Although radiation oncologists obtain non-contrast computed tomography (CT) images in every treatment, their quality is often insufficient for radiomic analyses for monitoring response over the course of treatment. Newer linear accelerators, such as RefleXion X1, have higher-quality imaging, creating new opportunities for radiomic analysis throughout treatment.
To best utilize the high-quality kilovoltage computed tomography (kVCT) scans of RefleXion X1 for radiomic analyses of cancerous tissue, radiomic features that remain consistent through treatment in normal organs must first be identified. Stable features can be used for normalization to calculate radiomic features in tumors, enabling monitoring of response during treatment and early adaptation if required.

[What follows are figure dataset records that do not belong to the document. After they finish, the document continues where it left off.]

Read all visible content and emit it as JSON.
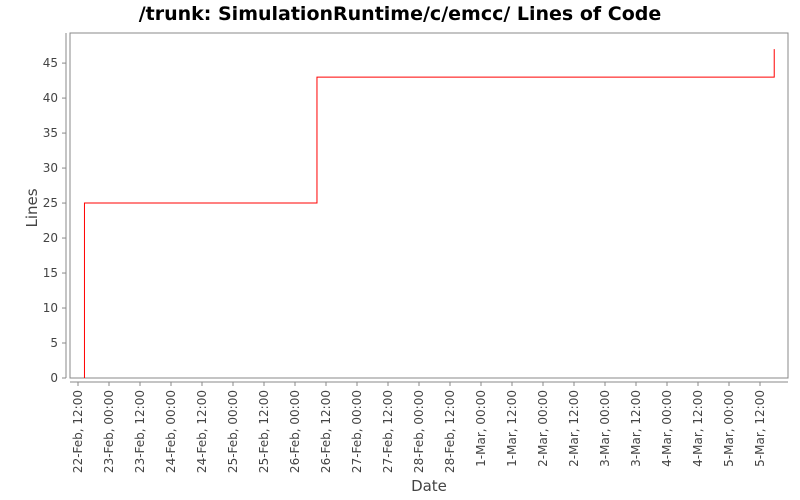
{
  "chart_data": {
    "type": "line",
    "title": "/trunk: SimulationRuntime/c/emcc/ Lines of Code",
    "xlabel": "Date",
    "ylabel": "Lines",
    "ylim": [
      0,
      49.3
    ],
    "xlim": [
      "22-Feb 08:54",
      "5-Mar 22:50"
    ],
    "yticks": [
      0,
      5,
      10,
      15,
      20,
      25,
      30,
      35,
      40,
      45
    ],
    "xticks": [
      "22-Feb, 12:00",
      "23-Feb, 00:00",
      "23-Feb, 12:00",
      "24-Feb, 00:00",
      "24-Feb, 12:00",
      "25-Feb, 00:00",
      "25-Feb, 12:00",
      "26-Feb, 00:00",
      "26-Feb, 12:00",
      "27-Feb, 00:00",
      "27-Feb, 12:00",
      "28-Feb, 00:00",
      "28-Feb, 12:00",
      "1-Mar, 00:00",
      "1-Mar, 12:00",
      "2-Mar, 00:00",
      "2-Mar, 12:00",
      "3-Mar, 00:00",
      "3-Mar, 12:00",
      "4-Mar, 00:00",
      "4-Mar, 12:00",
      "5-Mar, 00:00",
      "5-Mar, 12:00"
    ],
    "grid": false,
    "step": true,
    "series": [
      {
        "color": "#ff0000",
        "points": [
          {
            "x": "22-Feb 14:30",
            "y": 0
          },
          {
            "x": "22-Feb 14:30",
            "y": 25
          },
          {
            "x": "26-Feb 08:30",
            "y": 43
          },
          {
            "x": "5-Mar 17:30",
            "y": 47
          }
        ]
      }
    ]
  }
}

The kVCT localization images acquired over the course of treatment on RefleXion X1 were analyzed for a total of five patients. A total of five patients were scanned using the RefleXion X1 throughout treatment. The imaging used standardized acquisition parameters for all treatments to minimize variation. Images were acquired using “Body/Medium Dose/Slow Couch” parameters. The regions of interest (ROIs) for each organ were automatically segmented using an auto-segmentation system Medical Mind Inc. Daily CT images and structure files were imported into an Image Biomarker Standardization Initiative (IBSI) compliant radiomic software package (LifeX) to extract radiomic features. Four non-irradiated organs were used to analyze the repeatability of normal tissues: liver, spleen, heart, and spinal cord. The intraclass correlation coefficient (ICC) using a 2-way mixed-effects model was used to measure repeatability, while the concordance correlation coefficient (CCC) was used to measure reproducibility.
Cutoff values were applied to the average ICC across patients and the average CCC across both patients and fractions. Forty features were identified with a cutoff value of 0.8, accounting for 82% of the original features. Using a cutoff value of 0.9, the subset of stable features was further reduced to 29, representing 59% of the original features.
A subset of several radiomic features extracted remained stable throughout treatment. Thus, radiomic analyses of cancerous tissue using RefleXion X1 imaging throughout treatment would be feasible as an ongoing assessment of response during treatment for personalized adaptive approaches.